A 2023 study by Lumina Intelligence found that the cost of eating outside the home had gone up 15 per cent per head in one year alone, making the average menu item £2.50 more expensive than it was previously. And if you’re eating out recently you may well be familiar with the sight of starters costing around seven or eight pounds, with mains average spend creeping up past the £14 mark.
Of course, in return, our local restaurants – be they chains or private entities – are the envy of the world. We have flavour, choice, ambience and exemplary customer service.
Ultimately, in an industry where margins are thin and price sensitivity is high, such increases during a time of economic instability should come as no surprise. After all, how much are restaurants actually making?
The Maths
As a general rule, one-third of a restaurant’s revenue is allocated to cost of goods sold. Then, another third goes on staff.
That means the remaining revenue must cover overheads like utility bills and rent. Once all expenses are paid, restaurants are typically left with between only 2 and 6% in net profit.
Cause and Effect
The recent increase in food and drink prices – provoked by the war in Ukraine, plus bad weather resulting in poor harvests (this is particularly true of sugar, which saw the worst sugar beet crop in Europe for 20 years and poor harvests in Brazil and India) – produced the sharpest hike since 1977.

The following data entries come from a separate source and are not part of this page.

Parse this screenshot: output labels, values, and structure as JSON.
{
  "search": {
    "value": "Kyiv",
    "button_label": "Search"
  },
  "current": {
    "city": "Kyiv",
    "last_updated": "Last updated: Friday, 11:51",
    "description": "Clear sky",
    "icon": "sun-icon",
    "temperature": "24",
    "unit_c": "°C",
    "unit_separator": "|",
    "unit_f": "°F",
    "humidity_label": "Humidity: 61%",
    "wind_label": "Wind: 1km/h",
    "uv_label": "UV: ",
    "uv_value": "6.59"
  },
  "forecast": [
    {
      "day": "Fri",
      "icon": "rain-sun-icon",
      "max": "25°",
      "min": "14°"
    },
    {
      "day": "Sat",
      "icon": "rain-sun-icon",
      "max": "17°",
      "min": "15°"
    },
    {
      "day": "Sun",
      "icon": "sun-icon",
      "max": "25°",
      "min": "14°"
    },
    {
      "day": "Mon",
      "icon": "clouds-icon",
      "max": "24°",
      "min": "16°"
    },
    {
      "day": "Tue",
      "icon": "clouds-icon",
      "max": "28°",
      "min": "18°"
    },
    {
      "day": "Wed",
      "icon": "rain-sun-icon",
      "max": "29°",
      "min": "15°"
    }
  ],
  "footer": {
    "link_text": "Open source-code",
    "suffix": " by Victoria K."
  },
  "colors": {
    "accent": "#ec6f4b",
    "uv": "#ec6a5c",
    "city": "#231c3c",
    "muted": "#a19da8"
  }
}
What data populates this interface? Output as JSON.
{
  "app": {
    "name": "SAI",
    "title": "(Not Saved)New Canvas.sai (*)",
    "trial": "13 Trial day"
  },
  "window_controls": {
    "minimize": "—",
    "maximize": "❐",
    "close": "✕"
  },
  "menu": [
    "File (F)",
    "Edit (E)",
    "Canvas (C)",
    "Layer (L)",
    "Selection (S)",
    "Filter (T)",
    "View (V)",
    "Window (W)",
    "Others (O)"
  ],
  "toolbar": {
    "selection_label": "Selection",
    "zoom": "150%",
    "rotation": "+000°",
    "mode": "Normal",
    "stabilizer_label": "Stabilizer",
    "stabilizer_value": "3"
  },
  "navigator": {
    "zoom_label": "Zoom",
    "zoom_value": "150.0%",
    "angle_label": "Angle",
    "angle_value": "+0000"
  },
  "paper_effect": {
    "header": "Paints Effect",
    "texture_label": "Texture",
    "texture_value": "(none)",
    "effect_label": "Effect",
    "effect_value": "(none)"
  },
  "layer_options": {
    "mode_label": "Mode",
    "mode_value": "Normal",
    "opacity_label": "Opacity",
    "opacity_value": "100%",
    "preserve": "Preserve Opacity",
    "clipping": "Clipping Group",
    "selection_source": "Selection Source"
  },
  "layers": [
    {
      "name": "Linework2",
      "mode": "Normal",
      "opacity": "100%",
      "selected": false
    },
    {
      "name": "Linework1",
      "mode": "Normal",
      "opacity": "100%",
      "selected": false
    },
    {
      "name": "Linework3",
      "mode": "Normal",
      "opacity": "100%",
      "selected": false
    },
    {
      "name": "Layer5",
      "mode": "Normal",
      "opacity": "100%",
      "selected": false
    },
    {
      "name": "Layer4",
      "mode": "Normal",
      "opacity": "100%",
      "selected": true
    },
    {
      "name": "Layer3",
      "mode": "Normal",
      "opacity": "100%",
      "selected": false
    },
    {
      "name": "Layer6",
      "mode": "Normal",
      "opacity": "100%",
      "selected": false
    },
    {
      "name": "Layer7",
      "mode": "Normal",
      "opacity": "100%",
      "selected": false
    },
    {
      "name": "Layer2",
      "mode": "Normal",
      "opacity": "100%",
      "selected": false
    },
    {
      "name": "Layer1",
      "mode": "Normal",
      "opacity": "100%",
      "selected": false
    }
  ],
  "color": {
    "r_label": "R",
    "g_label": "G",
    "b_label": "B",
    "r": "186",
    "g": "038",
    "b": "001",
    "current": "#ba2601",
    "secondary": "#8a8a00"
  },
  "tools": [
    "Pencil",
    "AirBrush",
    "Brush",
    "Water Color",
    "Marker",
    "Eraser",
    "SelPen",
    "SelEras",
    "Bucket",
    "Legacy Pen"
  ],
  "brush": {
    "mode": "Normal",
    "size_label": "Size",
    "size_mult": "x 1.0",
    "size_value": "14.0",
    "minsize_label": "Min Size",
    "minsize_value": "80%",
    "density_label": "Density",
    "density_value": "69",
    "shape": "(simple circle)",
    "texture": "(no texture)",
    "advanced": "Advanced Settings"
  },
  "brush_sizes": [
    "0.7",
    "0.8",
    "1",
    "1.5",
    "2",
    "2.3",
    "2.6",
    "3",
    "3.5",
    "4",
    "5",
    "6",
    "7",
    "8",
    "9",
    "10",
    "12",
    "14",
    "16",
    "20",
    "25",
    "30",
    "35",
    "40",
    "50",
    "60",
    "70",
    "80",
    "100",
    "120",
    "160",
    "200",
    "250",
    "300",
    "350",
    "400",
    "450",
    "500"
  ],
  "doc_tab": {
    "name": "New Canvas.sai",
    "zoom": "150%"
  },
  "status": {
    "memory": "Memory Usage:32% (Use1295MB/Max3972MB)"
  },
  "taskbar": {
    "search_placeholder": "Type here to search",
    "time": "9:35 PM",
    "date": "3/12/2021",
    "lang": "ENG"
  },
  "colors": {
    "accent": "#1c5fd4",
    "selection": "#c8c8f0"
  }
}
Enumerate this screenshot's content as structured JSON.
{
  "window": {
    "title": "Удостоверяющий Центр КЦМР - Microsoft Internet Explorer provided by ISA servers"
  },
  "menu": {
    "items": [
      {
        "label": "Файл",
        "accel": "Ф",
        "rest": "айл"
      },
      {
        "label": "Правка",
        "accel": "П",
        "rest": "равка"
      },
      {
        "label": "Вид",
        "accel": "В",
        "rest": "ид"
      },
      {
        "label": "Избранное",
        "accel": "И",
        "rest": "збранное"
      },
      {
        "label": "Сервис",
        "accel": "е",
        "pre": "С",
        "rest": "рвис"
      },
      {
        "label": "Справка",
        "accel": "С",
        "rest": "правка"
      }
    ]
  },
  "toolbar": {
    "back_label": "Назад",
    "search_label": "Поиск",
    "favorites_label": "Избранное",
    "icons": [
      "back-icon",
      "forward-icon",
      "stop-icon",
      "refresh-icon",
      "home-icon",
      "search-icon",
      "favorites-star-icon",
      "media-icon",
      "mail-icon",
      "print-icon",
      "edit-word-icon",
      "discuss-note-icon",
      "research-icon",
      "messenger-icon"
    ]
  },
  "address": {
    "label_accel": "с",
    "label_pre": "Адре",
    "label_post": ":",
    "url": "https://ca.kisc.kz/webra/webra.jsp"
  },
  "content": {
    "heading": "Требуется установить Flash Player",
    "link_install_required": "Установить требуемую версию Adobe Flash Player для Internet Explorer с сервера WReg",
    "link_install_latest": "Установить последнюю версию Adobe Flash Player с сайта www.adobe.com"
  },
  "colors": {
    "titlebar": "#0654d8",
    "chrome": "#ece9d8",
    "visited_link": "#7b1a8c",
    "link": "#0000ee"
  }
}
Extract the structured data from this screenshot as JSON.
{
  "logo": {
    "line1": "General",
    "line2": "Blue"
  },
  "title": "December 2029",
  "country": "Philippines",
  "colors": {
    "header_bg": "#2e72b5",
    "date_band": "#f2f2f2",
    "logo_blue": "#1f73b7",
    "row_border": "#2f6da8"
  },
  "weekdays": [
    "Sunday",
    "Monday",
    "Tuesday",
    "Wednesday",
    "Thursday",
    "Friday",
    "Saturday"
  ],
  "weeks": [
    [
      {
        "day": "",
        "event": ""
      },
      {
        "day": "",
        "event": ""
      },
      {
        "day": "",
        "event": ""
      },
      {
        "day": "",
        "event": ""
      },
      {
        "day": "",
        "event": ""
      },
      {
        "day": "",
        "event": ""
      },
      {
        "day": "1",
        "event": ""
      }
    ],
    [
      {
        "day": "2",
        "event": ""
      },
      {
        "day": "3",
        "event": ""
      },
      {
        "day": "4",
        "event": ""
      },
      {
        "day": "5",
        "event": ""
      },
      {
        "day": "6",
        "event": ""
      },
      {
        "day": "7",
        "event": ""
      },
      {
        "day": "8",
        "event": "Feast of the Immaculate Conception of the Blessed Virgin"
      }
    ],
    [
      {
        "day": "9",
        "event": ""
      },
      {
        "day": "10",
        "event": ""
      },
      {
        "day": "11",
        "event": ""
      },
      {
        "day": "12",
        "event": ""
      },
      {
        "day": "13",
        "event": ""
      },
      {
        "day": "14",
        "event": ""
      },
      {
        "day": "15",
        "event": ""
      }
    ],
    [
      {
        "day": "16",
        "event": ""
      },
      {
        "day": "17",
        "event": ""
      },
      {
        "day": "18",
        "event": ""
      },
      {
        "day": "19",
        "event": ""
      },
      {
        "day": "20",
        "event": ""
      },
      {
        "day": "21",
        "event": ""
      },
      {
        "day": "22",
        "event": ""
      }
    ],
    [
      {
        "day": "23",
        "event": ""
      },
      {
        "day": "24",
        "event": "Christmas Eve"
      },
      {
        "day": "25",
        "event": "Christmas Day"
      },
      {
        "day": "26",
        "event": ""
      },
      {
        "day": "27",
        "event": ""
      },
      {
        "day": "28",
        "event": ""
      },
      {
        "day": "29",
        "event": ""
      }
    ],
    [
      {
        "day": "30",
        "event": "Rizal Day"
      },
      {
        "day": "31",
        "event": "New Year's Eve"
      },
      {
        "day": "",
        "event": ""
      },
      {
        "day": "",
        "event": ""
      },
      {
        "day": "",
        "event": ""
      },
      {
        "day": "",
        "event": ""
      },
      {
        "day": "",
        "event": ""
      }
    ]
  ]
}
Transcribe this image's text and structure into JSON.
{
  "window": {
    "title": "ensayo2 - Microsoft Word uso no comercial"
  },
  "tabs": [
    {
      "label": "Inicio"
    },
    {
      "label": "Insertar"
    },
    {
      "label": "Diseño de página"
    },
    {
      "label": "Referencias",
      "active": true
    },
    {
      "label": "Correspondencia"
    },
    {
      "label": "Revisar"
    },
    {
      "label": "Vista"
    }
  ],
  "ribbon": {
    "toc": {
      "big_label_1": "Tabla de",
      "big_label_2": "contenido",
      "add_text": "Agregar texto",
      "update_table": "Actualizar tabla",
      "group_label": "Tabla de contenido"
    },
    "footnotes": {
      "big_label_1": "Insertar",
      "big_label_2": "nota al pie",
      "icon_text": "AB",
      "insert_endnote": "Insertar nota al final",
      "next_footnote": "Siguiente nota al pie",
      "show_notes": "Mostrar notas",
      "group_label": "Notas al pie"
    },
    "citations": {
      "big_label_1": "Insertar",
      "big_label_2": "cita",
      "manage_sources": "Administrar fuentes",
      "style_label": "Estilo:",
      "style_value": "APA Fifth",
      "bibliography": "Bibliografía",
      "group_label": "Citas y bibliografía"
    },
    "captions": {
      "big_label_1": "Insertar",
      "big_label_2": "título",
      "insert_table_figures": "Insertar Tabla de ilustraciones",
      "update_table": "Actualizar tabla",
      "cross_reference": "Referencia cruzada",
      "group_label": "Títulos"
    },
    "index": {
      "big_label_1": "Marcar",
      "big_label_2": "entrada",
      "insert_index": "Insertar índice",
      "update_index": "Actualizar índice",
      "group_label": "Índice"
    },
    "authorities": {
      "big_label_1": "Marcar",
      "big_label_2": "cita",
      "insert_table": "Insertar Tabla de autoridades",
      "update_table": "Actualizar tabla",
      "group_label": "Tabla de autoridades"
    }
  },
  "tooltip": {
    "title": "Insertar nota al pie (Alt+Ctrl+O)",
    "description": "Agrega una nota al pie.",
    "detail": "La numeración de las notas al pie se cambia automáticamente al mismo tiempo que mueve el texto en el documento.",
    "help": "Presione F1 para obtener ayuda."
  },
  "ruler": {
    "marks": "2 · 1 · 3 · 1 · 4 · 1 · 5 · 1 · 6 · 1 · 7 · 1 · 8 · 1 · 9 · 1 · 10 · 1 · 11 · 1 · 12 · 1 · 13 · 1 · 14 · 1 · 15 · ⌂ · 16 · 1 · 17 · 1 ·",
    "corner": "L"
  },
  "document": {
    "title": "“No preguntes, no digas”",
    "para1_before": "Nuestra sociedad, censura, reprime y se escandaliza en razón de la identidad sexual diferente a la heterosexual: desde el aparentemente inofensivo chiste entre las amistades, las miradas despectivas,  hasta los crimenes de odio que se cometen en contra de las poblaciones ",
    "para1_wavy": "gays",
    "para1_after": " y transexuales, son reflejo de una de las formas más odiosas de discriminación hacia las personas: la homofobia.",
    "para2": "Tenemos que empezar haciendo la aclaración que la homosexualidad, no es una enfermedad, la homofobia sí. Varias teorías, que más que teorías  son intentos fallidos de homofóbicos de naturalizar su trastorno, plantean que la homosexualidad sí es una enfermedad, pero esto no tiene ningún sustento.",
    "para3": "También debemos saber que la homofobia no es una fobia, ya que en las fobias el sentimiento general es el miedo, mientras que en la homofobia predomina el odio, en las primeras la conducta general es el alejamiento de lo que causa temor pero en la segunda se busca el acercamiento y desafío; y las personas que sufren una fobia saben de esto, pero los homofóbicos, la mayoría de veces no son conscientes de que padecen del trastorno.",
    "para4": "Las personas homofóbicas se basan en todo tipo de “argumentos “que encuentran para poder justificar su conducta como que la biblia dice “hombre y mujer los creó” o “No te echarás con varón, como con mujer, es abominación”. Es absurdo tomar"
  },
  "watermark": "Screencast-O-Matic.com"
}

The problem is, that even after the source of the problem has stabilised, the consumer price is unlikely to go back to where it was. For farmers, the exorbitant increases in 2022 will have an ongoing effect as fertiliser, energy and other contracts agreed when input costs were high take time to be replaced.
This has a drip-down effect on every other area of the industry including food manufacturers and supermarkets, with restaurants really feeling the brunt as they have so many other overheads to factor in.
Furthermore, if households are struggling to buy the basics such as food, bread and cheese, it stands to reason they won’t have money to spare on pricey evenings out.
Hope
Fortunately for restaurants in particular, there are some possible saviours. After all, many industries have had to adapt to survive following the shift in mentality post-pandemic, and hospitality is no different.
For example, the recent emphasis on hygiene and public health safety means fewer people want to sit in a crammed restaurant, and even less still want to spoon their meal from a buffet that’s susceptible to the sneezes of fellow diners.
However, the rise in delivery services such as Deliveroo, Uber Eats and Just Eat means you can enjoy a restaurant meal in the comfort of your own home.
Another shift is that staff shortages have led to smaller menus being presented to customers in order to downsize kitchen staff, but with consumer awareness increasing around food provenance and a growing appetite for local produce, this can also work in their favour.
Finally, through any crisis, survival of the fittest is ultimately what emerges. Our high street restaurant offering may end up slightly stripped back, but in those that survive (and subsequently flourish because of less competition), you can be assured of the quality of what they do.